The words for the coming year are 'Innovation' and 'Speed'. From new government programs around the world designed to mitigate the effects of the current financial meltdown to investment in green technology to businesses doing more with less as they attempt to grow with smaller budgets, innovation will be key. We've seen the early stages already. Since the financial crisis hit, governments everywhere were put in the unexpected position of determining how best to improve liquidity and free up the credit markets. Because of the rapid-fire nature of the crisis, there wasn't the luxury of months or years to plan, making speed another key element. Decisions had to be made and signals had to be sent to nervous markets that governments would step-in to provide stability and reassurance. As obvious as these needs are, the sheer suddenness of the combined actions around the world (with the exception of Germany, which remains one of the few holdouts) compelled governments to act quickly, in the absence of complete information. While these are not ideal conditions to spur innovation, crisis often produces surprisingly positive side-effects, which we will hopefully see unfold in 2009 as governments focus on stabilizing the world economy.
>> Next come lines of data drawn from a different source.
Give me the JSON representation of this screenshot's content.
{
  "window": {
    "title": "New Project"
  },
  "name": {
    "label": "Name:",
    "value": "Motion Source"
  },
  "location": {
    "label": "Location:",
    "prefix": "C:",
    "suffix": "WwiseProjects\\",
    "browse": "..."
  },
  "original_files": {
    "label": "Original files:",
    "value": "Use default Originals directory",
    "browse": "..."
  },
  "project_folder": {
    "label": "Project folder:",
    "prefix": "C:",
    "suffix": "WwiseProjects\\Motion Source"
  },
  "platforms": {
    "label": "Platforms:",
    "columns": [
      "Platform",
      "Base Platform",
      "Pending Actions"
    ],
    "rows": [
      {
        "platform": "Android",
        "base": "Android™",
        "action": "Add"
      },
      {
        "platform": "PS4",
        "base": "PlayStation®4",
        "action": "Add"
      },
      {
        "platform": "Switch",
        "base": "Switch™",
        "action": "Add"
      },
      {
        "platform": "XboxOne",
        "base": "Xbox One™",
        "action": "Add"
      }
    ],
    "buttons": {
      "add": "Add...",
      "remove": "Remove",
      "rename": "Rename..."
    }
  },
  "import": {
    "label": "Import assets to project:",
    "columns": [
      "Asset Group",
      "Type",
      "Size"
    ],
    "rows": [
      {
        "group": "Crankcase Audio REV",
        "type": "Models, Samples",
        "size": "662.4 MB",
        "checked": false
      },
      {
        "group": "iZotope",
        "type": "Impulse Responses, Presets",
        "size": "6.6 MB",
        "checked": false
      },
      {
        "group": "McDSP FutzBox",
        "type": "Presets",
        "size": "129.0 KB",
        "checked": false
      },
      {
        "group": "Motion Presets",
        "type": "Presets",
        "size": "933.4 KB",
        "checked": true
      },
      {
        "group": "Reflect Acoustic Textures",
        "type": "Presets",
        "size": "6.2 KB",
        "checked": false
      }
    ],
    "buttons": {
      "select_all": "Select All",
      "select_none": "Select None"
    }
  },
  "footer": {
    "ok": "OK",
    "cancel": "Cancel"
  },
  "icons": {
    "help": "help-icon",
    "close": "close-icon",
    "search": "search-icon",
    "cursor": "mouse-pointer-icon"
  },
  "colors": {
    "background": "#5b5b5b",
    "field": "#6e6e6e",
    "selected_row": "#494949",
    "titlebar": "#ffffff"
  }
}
In the U.S., innovation looks to take many forms as well, including Obama's plans to invest in new technologies designed to address multiple environmental and energy-related issues, development of a more cohesive national education structure emphasizing the critical stage of early childhood education, new healthcare initiatives, and domestic infrastructure projects. With most of these issues, the private sector is already reshaping itself to encourage additional innovation. Some venture capitalists in Silicon Valley (and elsewhere) are redirecting capital toward green innovation and education initiatives. Businesses are gearing up in anticipation of the domestic infrastructure investments. Regulators are focusing on designing better and more innovative approaches to oversight of financial markets. None of these innovations and potential changes will come easily. To succeed, the tendency of bureaucrats and business leaders to protect their territory needs to change, embracing open and honest discussion instead. New initiatives and plans need to be vetted by the passionate forces of debate. But the debate itself must not succumb to typical analysis/paralysis, otherwise innovation will stall, the economy will continue to suffer, and progress overall will halt. Just as the events from September 2008 forced leaders from government and the private sector to think and act with extraordinary rapidity (and yes, there were still patches of uneven response--but that is typical in innovation-driven situations), the effort to solve the many crises confronting us must be pursued with similar urgency. There will never be a perfect plan to solve each of the various challenges, so we should not wait for one. Instead, having a general sense of direction, an innate optimism, and rapid-fire execution, are the right combination of factors to get us going. To make this all happen will require an open dialog that encourages multiple points of view, each with an eye toward a future of transformation.
There is a painfully obvious and very recent lesson that should serve to guide government and private sector leaders in the months ahead: do not do what the former Big 3 automakers have done. As these companies teeter on the edge of failure, they have been neither innovative or speedy. Their recent problems are merely the manifestation of decades of bad decisions that have finally come back to haunt them. Their leaders have been stunningly blind to conditions around them, evidenced most egregiously by the CEOs' disastrous first meeting with Congress several weeks ago when each of them flew on corporate jets to beg for government loans-symbolic of their detachment from reality. And in this instance, perception was reality. The Big 3 automakers are perceived to be out of touch (and almost out of time) and lo and behold, their leaders reinforced this view. Almost comically, after being raked over the coals by Congress for their insensitivity (and lack of sensible turnaround plans) these same CEOs returned a couple of weeks later, each having driven from Detroit to Washington DC in a hybrid car, as if to say "now we get it". Unfortunately for them, the hybrid car gesture smacked of insincerity and it was clearly too little, too late. To make innovation and speed work to our advantage will require leaders in all sectors of society to actually 'get it' the first time. I am optimistic this will happen. But don't wait for perfection.